Hidenori Ogawa

Amorphization in iron-carbon systems with transition metals by mechanical alloying

Abstract Mechanical alloying (MA) of elemental powder mixtures of Fe 83− x M x C 17 (M ≡ Cr, Mo or Co) with x = 0–35 was performed using a planetary ball mill, to examine effect of the ternary additions M on amorphization of FeC materials by MA. In the MA processing, the additions Cr and Mo with the high carbide-forming tendency (CFT) in FeC-based systems strongly promoted the amorphization reaction in milled powder products. In contrast, for the case of Co with a lower CFT such a remarkable effect was not observed. These results are interpreted in terms of atomic bonding energies in the ternary FeMC solution and crystal structures of competing stable carbides in the FeMC system. The amorphicity of MA samples was examined by X-ray diffraction, differential scanning calorimetry and electrical resistivity measurements.
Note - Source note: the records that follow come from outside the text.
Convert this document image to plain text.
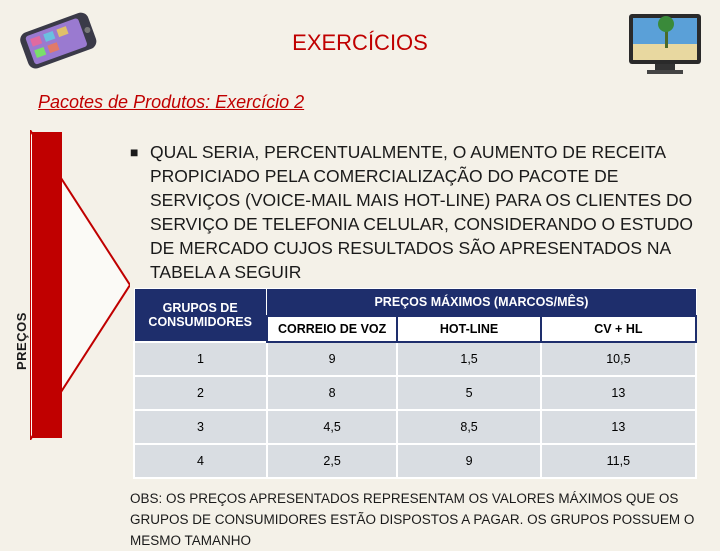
EXERCÍCIOS
Pacotes de Produtos: Exercício 2
PREÇOS
■ QUAL SERIA, PERCENTUALMENTE, O AUMENTO DE RECEITA PROPICIADO PELA COMERCIALIZAÇÃO DO PACOTE DE SERVIÇOS (VOICE-MAIL MAIS HOT-LINE) PARA OS CLIENTES DO SERVIÇO DE TELEFONIA CELULAR, CONSIDERANDO O ESTUDO DE MERCADO CUJOS RESULTADOS SÃO APRESENTADOS NA TABELA A SEGUIR
GRUPOS DE CONSUMIDORES	PREÇOS MÁXIMOS (MARCOS/MÊS)		
	CORREIO DE VOZ	HOT-LINE	CV + HL
1	9	1,5	10,5
2	8	5	13
3	4,5	8,5	13
4	2,5	9	11,5
OBS: OS PREÇOS APRESENTADOS REPRESENTAM OS VALORES MÁXIMOS QUE OS GRUPOS DE CONSUMIDORES ESTÃO DISPOSTOS A PAGAR. OS GRUPOS POSSUEM O MESMO TAMANHO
Amorphization of Interstitial Elements Containing Iron Materials by Mechanical Alloying

In mechanical alloying (MA) of Fe–C and Fe–N materials with additive elements A such as Nb, Ti, Cr, and Co in an Ar atmosphere using a ball mill, the amorphization of MA powders is most crucially dependent on the interaction parameter WAX (X=C or N) among the several properties of additives A, including their melting points and atomic sizes, and the milling energy supplied to MA materials. The parameter WAX represents the difference between the bonding energies of the atomic A–X pair (UAX) and the Fe–X pair (UFeX) in the Fe–A–X solution, i.e., WAX=UAX-UFeX. Additives such as Cr and Nb with negative WAX values markedly promote the amorphization of MA materials, in contrast to Co or Ni which have positive WAX values. When V–VI group elements with negative and moderate WAX values, such as Nb, Ta, and Cr, are employed as the ternary additives, the amorphization of Fe–C and Fe–N materials is readily attained.